Resistencias y alternativas
Cambios bajo esta radicalidad siempre generan resistencias. Unos se deben a que son cuestiones que resultan alejadas para varios sectores de la sociedad, agobiados por problemas cotidianos como el empleo, educación o criminalidad. Esto es entendible, pero la protección del patrimonio natural es una condición indispensable para pensar en la propia viabilidad futura del país, y los derechos de la Naturaleza ofrecen la mejor oportunidad para lograrlo.
Otras críticas no pueden ser compartidas. Es el caso de quienes afirman que como estos derechos se aplican mal o nada, entonces se los debería abandonar. Sería como sostener que en tanto los derechos humanos siguen siendo violados en muchos sitios, la solución está en no exigirlos más. Incluso he escuchado el cuestionamiento que el concepto de derechos en sí mismo es el que está obsoleto. Otro error. Basta preguntarles a los pobres en un barrio marginal, a un campesino o un indígena, las implicancias para su vida si sus derechos fuesen realmente asegurados.
Dejando atrás esos reduccionismos, la Constitución de Montecristi no asegura resolver todos los problemas, pero asegura otro marco de partida, más amplio y potente, que a su vez permite otro tipo de discusiones y demandas.
Quienes promueven un desarrollismo clásico que depreda la Naturaleza, saben esto, y consecuentemente atacan esos componentes ecológicos constitucionales. También se choca contra todo tipo de ideas convencionales que sostienen el entramado de normas y su sistema jurídico, e incluso a las ideologías políticas clásicas, donde siempre se abordó el ambiente como objetos a ser atendidos como propiedad o utilidad de los humanos.
Pasar desde esta situación a una donde se reconoce a la Naturaleza como un sujeto, es en el fondo un cambio cultural, y por eso no se logrará de un día para otro, sino que se conquistará paso a paso, con paciencia, reclamando una y otra vez la aplicación de esos derechos. La constitución de Montecristi provee instrumentos potentes para ese nuevo caminar y que otros países no tienen, y eso hace que la urgencia está en saber utilizarlos.
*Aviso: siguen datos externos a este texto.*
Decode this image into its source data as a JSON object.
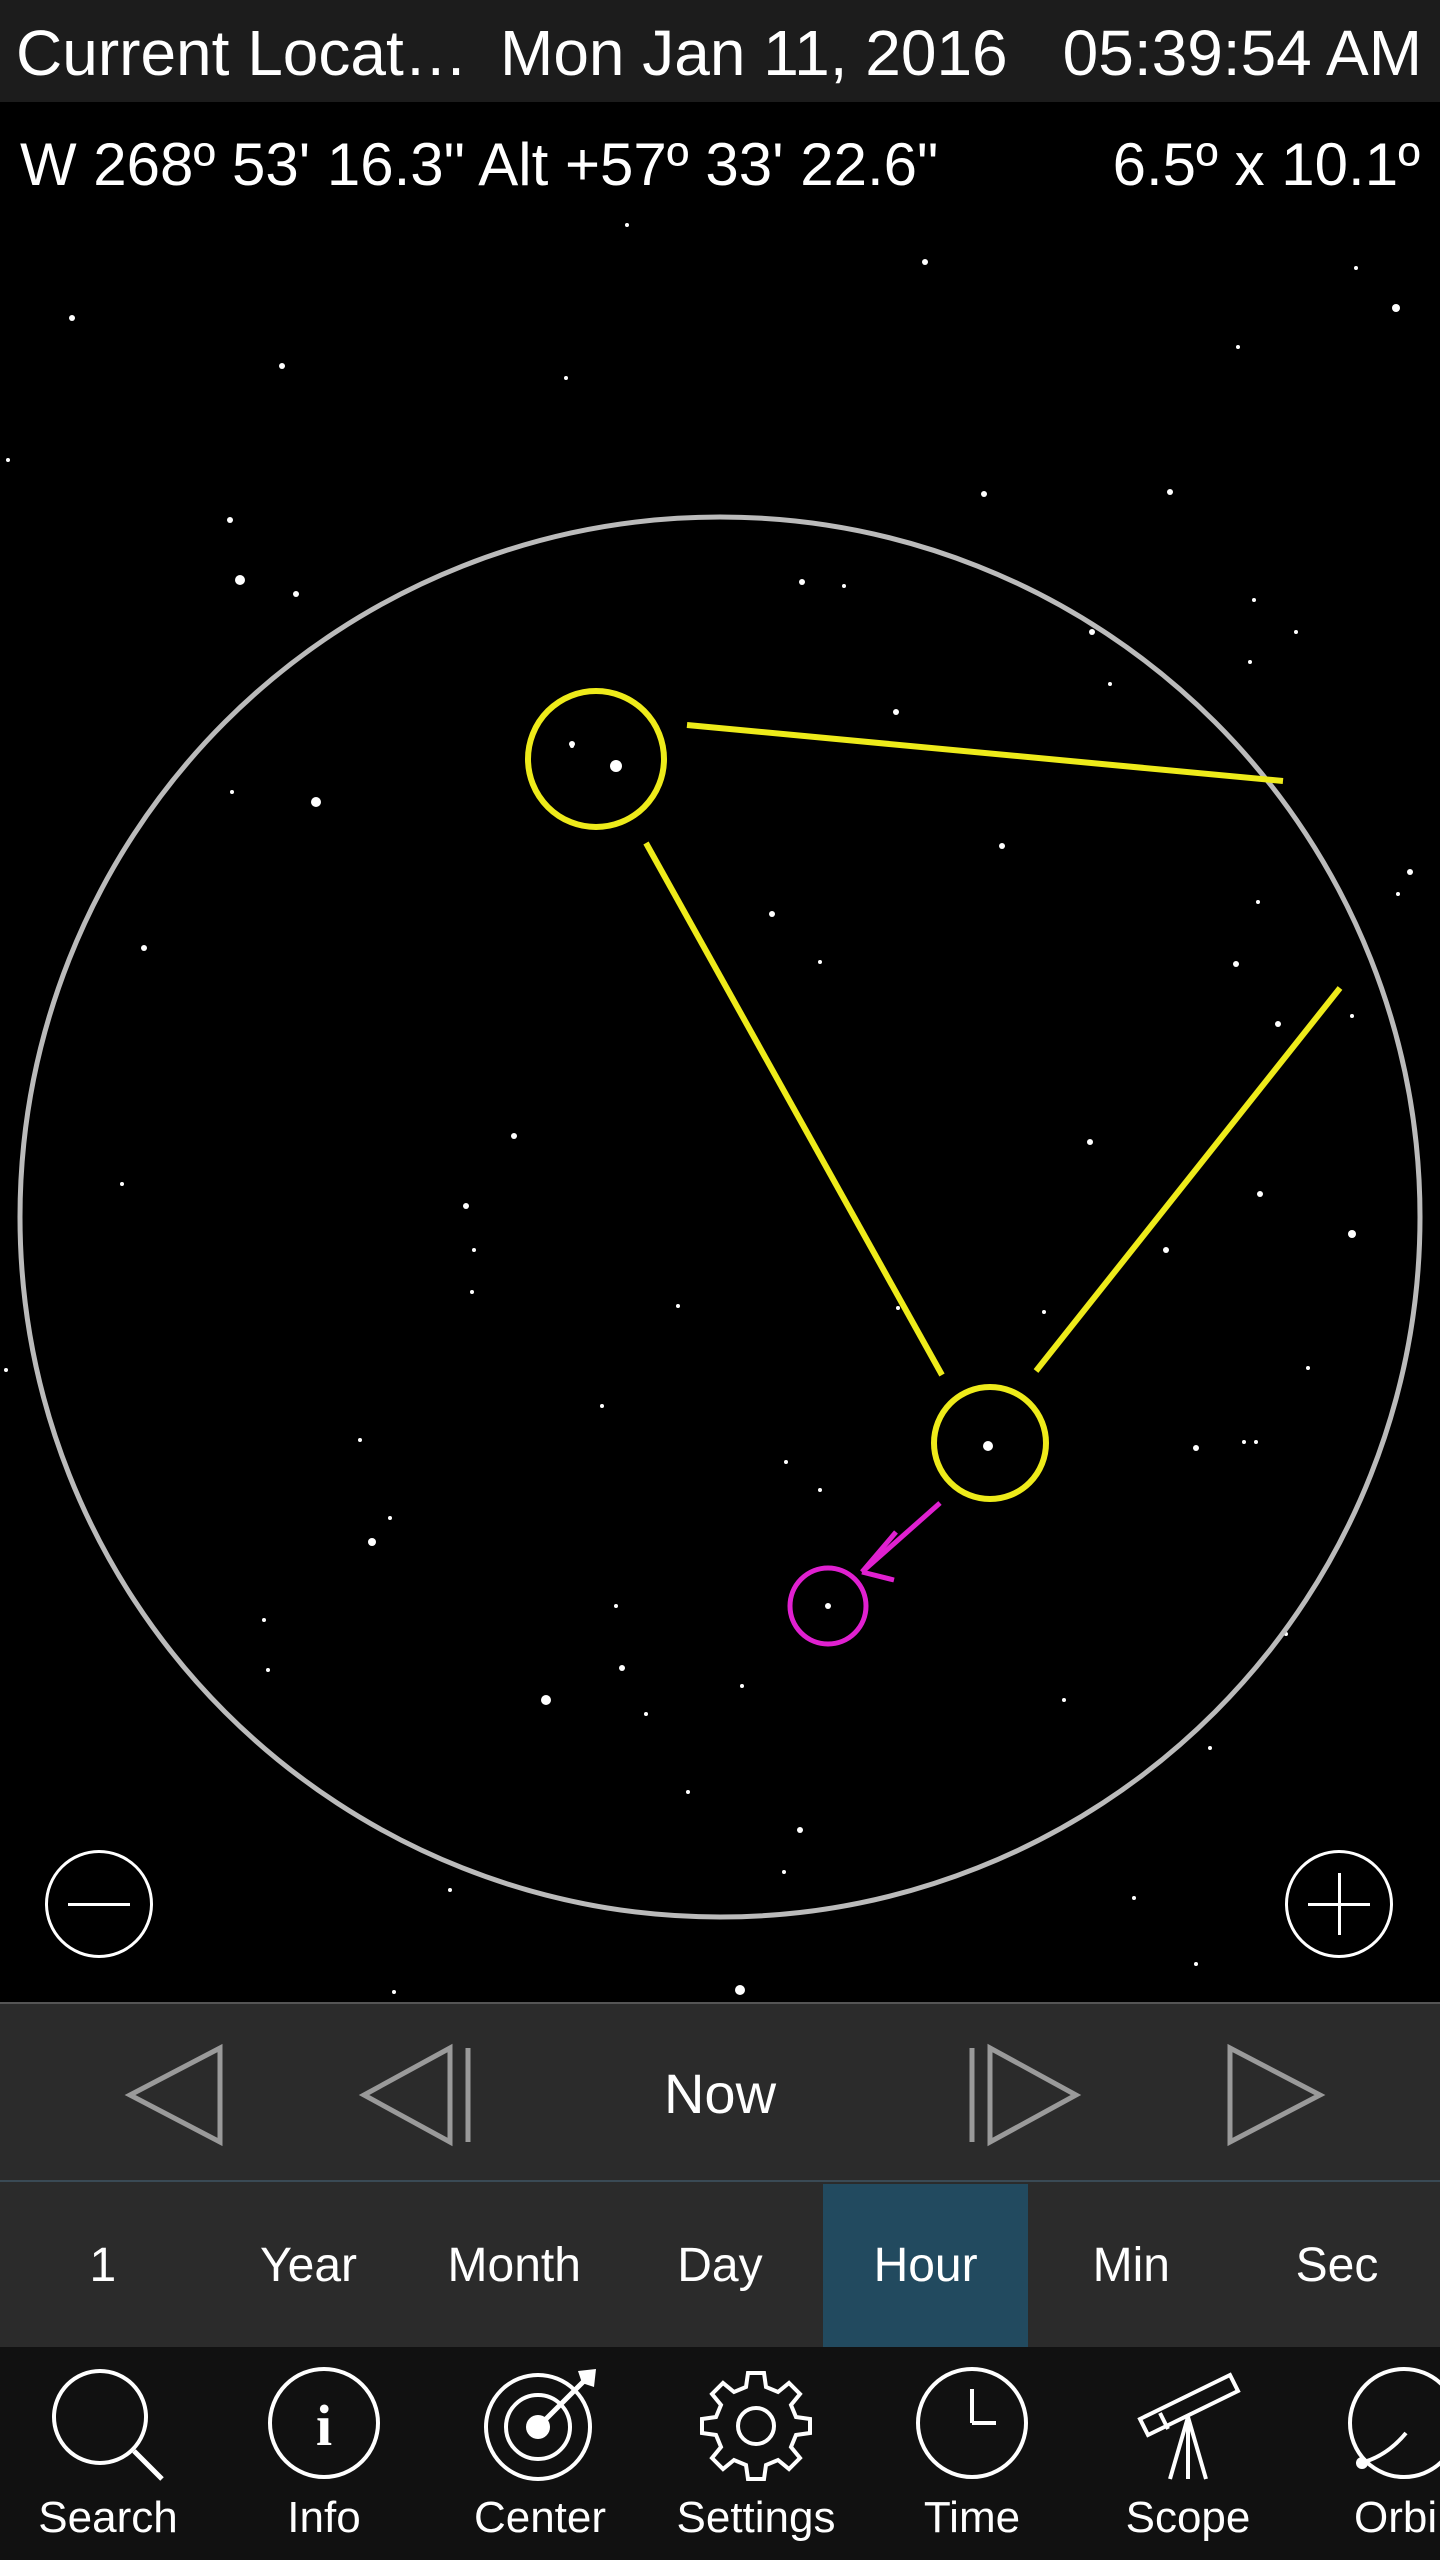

La solución no es renunciar a ellos sino profundizarlos y fortalecerlos.
Precisamente ésta ha inspirado el lanzamiento del Observatorio de los Derechos de la Naturaleza (Nature Rights Watch), para monitorear, analizar y denunciar las violaciones a los derechos de las personas es escala internacional. Es una iniciativa que parte desde América Latina y asume que derechos tal como fueron reconocidos en Ecuador deben ser el marco de referencia para examinar la situación continental y global (más informaciones en www.NatureRightsWatch.com).
Por todas estas razones, en el décimo aniversario de reconocer los derechos de la Naturaleza en la Constitución de 2008, lo que debe celebrarse es ese enorme paso en cambiar las relaciones culturales y el marco ético de nuestra relación con el ambiente. Sin duda urge el desafío de concretar ese mandato, con una política y gestión ambiental enérgica y efectiva. Pero los ecuatorianos deberían estar orgullosos de haber concretado ese cambio, y tener una Constitución que es un ejemplo para el resto del planeta.
Eduardo Gudynas es investigador en el Centro Latino Americano de Ecología Social (CLAES). Publicado en la revista Plan V, Quito (Ecuador), 4 de junio de 2018.